The teleradiology interpretation protocol met the current French recommendations for teleradiology practice [16]. Reports and requests with clinical data for the interpretation of COVID-19 chest CT images were received from partner hospitals at our teleradiology center, using teleradiology software (ITIS; Deeplink Medical). The images were securely transferred over a virtual private network (VPN) to a local picture archiving and communication system for interpretation (PACS; Carestream Health 12). Images were interpreted by a teleradiologist (TR) in two dedicated emergency reading rooms during the study period. The panel of TRs consisted of 106 senior radiologists with at least 5 years of emergency imaging experience (mean length of practice: 7 years) and 45 junior radiologists (i.e., residents) with between 3 and 5 years of emergency imaging experience (mean length of practice: 4 years). TRs operated an on-call rota in groups of at least five TRs per night, and the report turn-around times were recorded.

CT examinations were systematically reviewed within a week after each on-call period by a senior radiologist (15 senior radiologists; mean length of practice: 12.1 years) who was not involved in the on-call duty period, blinded to RT-PCR results and the first reader report, and unblinded to the patient’s medical history.

Clinical data

Clinical information was prospectively provided by emergency physicians upon presentation and was collected using the teleradiology software as a dedicated COVID-19 CT request form (ITIS; Deeplink Medical). This clinical information included age, gender, active smoking, significant medical history, recent medication with anti-inflammatory drugs, time since onset of symptoms (categorised as: < 1 week, 1–2 weeks, ≥ 2 weeks), oxygen saturation (categorised as ≥ 95%, 90–95%, and < 90%), dyspnoea, fever (≥38 °C), cough, asthenia, headache, and ear, nose, and throat symptoms. The RT-PCR results were retrospectively collected from the patients’ electronic medical records by each partner hospital. The initial RT-PCR was considered as the standard of reference.

Discrepancies between the RT-PCR results and the score from the second reading were reviewed by contacting hospitals and investigating patients’ outcome, in order to determine whether a second chest CT and/or a second RT-PCR test had been performed.

CT image analysis

Six common radiological features were extracted from the specific, structured COVID-19 chest CT reports by the first and second independent readers. These features included the presence of GGO, consolidation, fibrosis (with traction bronchiectasis and architectural distortions), intralobular reticulations, and extent of abnormalities (categorised as low [< 25%], moderate [25–50%] or high [> 50%]). Additionally, the second reading included an assessment of image quality (categorised as good, moderate, or poor) and the following radiological features: (a) underlying pulmonary disease (categorised as emphysema, lung cancer, interstitial lung disease, pleural lesions, bronchiectasis); (b) GGO pattern (categorised as rounded and non-rounded GGO); (c) consolidation pattern (categorised as rounded and non-rounded consolidations and subpleural bands); (d) predominant pattern (categorised as GGO or consolidation); (e) distribution pattern of lesions (categorised as peripheral predominant, central predominant, or mixed); (f) bilateral lesions; (g) diffuse lesions (i.e., five lobes involved); (h) basal-predominant lesions; (i) pleural effusion (categorised as uni- or bilateral); (j) adenomegaly (defined as lymph node with short axis > 10 mm); (k) bronchial wall thickening (further categorised as lobar/segmental or diffuse); (l) airways secretions; (m) tree-in-bud centrilobular micronodules; and (n) pulmonary embolism.

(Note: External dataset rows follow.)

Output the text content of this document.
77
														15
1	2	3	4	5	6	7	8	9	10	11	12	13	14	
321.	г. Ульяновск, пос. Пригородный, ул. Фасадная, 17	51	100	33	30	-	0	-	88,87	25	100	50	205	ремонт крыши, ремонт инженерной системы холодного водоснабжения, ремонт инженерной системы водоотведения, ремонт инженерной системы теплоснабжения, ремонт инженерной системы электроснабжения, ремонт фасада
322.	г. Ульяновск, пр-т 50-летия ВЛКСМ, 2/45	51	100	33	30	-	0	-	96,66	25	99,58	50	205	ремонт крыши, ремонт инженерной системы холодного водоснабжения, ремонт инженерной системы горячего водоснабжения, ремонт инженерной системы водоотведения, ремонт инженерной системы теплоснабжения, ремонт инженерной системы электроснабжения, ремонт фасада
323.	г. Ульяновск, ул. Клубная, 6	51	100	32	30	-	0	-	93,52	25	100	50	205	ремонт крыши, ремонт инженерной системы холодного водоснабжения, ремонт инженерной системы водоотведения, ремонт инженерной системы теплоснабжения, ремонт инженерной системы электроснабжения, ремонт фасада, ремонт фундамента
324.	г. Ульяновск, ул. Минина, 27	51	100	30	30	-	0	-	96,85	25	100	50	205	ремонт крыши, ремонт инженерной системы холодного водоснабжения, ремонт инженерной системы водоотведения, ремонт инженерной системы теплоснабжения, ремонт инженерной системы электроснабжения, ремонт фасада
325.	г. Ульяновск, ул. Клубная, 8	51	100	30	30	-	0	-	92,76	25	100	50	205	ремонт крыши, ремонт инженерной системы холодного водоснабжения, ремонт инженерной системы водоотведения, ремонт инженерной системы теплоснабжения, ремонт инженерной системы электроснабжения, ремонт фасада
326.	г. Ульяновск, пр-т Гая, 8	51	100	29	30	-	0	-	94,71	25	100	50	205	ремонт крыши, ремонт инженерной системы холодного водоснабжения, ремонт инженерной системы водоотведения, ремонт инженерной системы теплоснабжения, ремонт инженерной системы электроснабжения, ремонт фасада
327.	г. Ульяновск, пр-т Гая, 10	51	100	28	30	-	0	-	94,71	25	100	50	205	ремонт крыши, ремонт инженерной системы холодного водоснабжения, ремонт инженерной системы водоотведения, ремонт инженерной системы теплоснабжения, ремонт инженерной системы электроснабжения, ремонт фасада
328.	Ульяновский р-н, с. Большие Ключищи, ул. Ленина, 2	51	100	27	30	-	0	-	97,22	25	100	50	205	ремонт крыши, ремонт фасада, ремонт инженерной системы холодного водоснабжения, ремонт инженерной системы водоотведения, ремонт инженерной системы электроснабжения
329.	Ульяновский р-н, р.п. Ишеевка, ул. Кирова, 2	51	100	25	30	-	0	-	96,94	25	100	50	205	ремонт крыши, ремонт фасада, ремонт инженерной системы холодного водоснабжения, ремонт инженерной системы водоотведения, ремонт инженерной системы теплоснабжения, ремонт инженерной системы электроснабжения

Each reading was categorised using a five-point score, adapted from the recommendations of the Société Française de Radiologie (SFR) [17]: (1) normal; (2) non-infectious findings; (3) infectious findings but not consistent with COVID-19 infection; (4) consistent with COVID-19 infection; (5) typical appearance of COVID-19 infection (Fig. 3).

Fig. 3
figure 3

Categorisation using the 5-point scale adapted from the SFR. (a) Score of 1: normal chest CT. (b) Score of 2: lung abnormalities but non consistent with any pulmonary infection (showing acute cardiogenic pulmonary oedema with bilateral pleural effusion [black arrowheads]). (c) Score of 3: lung abnormalities consistent with an infection but not SARS-CoV-2 (showing a lobar consolidation [white arrowhead] with acute community-acquired pneumonia). (d) Score of 4: lung lesions compatible with COVID-19 (showing three small rounded central ground-glass opacities in the lower left lobe [white arrowheads]). (e) Score of 5: lung abnormalities strongly suspicious of COVID-19 (showing bilateral peripheral basal-predominant non-rounded ground-glass opacities [white arrowhead])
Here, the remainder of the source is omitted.